イジワル上司に焦らされてます
「ネームとロゴ案を提出する前に、どうしてもっとよく調べなかったんだ。時間は十分あっただろ?」
「そ、それは……少しでもスケジュールを前倒しで進めるように、と。そうすれば、双方にも余裕ができるんじゃないかと思って……」
「スケジュールを前倒しで進めることよりも、丁寧に仕事をすることのほうが、よっぽど大事だろう。それでミスをしていたら、寧ろマイナスでしかない」
「……っ、」
「不破くん……ごめん、日下部さんだけじゃない。サイトを作ってた俺も気付かないことだった。だから……」
「サルさんは黙っててください。この案件のディレクションをしているのは、日下部です」
私たちのやり取りを見兼ねたサルさんがフォローに入ってくれたけれど、不破さんは厳しい口調でそれさえも一蹴する。
「お前の、ほんの少しの気の緩みでどれだけの人に迷惑が掛かるか、わかってんのか」
戒めるような、突き放すような物言いに、今度こそ喉の奥が熱くなった。
こんな風に叱責されるのは、いつぶりだろう。
ここ最近は、今のように強く注意をされることもなかったし、指導されることもなかった。
それだけ自分は以前よりも成長しているのだと思っていたし、不破さんから、自分は少なからず信頼されているのだとも思っていた。
今回のカフェ案件だって、私は何もかもが順調に進んでいると思っていたし、不破さんから指摘を貰うまでは全てが順調だった。
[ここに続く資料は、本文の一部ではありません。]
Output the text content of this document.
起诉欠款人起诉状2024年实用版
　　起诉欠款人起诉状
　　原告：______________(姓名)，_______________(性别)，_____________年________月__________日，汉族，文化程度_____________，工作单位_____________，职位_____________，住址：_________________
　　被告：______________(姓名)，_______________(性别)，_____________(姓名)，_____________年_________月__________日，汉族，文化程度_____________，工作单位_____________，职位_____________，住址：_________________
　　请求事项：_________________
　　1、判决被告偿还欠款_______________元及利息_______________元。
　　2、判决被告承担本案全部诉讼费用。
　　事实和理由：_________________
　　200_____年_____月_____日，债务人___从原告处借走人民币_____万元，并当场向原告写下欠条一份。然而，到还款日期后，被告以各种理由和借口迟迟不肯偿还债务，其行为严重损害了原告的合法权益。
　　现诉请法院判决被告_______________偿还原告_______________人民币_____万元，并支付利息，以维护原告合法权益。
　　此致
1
前回の辰野さんとの打ち合わせでネームとロゴ案を提出した時も─── ああ、そうだ。
私は、" このままでいけば意外にもすんなりとこの仕事は終わりそうだ " なんて。
まだ、何もかも完成には程遠いというのに、そんなことを偉そうに思っていた。
「今、お前が並べた言葉は全て言い訳だ。言い訳を並べて出来上がったものを、お前はクライアントに誠心誠意込めて作ったものだと言って渡せるのか」
PCのファンの音だけが響くオフィス内、突然降り出した雨に、指先が冷えて震えた。
結局は、バカな自分の驕りが招いたミスだった。
不破さんの言う通り、これは自分の気の緩みが招いた失態だ。
そして……今、何より不破さんが怒っているのは、そんな自分を私自身が正当化しようとしたこと。
私は今、間違いなく不破さんの信頼を裏切った。